Because the truth was in him, too. But at least he never played as if he was anything other than a bastard. Ajax played as though he’d walked through it all and come out clean.
Alex knew he would never be clean.
He curled his fingers into fists and looked up at the house. There was a small group of people headed inside, led by a woman wearing black, which was clearly the uniform of the event staff.
He started in their direction, melting into the back of the group. Everyone was rapt, paying close attention to what the woman was saying about a fresco on the exterior wall that had been moved from an old church. Blah blah. He didn’t care.

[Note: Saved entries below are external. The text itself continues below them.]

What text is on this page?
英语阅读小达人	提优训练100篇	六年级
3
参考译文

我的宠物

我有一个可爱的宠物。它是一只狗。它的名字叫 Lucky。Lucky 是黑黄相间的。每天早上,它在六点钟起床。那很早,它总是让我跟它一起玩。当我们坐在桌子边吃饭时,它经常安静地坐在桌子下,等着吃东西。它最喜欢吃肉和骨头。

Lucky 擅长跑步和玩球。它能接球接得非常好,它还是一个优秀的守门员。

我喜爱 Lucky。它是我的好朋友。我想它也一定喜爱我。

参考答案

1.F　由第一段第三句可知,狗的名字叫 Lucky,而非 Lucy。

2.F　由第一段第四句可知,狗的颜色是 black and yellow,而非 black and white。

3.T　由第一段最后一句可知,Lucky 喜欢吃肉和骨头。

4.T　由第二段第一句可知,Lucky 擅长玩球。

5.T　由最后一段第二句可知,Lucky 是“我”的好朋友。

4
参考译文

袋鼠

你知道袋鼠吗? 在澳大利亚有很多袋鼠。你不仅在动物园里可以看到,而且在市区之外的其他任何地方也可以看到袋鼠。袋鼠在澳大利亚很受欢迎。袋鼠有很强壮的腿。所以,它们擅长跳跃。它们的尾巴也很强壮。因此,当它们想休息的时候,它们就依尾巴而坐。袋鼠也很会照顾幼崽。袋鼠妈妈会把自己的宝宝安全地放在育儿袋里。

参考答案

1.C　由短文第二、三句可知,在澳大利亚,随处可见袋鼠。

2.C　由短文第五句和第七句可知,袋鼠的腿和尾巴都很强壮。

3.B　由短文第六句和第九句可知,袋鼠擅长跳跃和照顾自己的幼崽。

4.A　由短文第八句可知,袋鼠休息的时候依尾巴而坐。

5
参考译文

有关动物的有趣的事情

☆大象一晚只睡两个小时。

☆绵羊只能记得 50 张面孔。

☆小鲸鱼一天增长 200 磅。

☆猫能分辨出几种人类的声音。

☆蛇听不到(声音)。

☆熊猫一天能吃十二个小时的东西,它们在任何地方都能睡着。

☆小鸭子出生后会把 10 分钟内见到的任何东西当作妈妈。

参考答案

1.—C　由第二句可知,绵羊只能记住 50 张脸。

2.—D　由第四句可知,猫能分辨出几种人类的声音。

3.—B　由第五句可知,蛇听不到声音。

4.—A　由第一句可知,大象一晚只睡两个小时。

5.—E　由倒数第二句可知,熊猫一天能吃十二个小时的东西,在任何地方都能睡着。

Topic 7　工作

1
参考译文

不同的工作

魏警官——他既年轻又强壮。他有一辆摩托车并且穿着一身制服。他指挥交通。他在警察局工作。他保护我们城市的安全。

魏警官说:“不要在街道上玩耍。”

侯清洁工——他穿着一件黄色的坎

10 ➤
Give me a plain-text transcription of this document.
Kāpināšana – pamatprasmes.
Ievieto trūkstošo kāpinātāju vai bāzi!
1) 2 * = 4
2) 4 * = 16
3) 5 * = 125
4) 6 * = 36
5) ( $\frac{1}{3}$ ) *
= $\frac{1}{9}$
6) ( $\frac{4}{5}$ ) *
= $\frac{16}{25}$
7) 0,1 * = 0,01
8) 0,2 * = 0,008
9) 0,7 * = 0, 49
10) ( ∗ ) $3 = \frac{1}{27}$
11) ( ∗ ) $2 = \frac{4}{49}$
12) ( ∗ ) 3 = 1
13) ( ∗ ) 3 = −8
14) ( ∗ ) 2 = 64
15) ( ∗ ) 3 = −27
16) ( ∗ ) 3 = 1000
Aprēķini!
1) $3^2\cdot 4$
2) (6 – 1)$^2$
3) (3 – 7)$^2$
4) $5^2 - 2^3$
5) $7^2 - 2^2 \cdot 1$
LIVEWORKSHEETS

Greece was old. Like that was news.
He’d spent nights in more crumbling ruins than he could count. He was a fan of mod cons. As long as they didn’t come at the price of living under the roof of a violent, sexually deviant psychopath.
Yeah, he’d preferred the ruins to that. He preferred the street to that. Starvation and cold and everything else that came with it.
He had run from that life. From all that it represented. He would not become a part of it.
He followed them into the house and as soon as they rounded the first corner, he separated from them and headed up the stairs. No one stopped him. Because he looked like he belonged. A right he’d earned, if only recently.
This was his world now. He was no longer someone who could be stepped on by the rich and powerful.
He was the rich and powerful. He went where he liked, he did what he liked.
“I have something to give the bride,” he said to a passing servant. “Where might I find her?”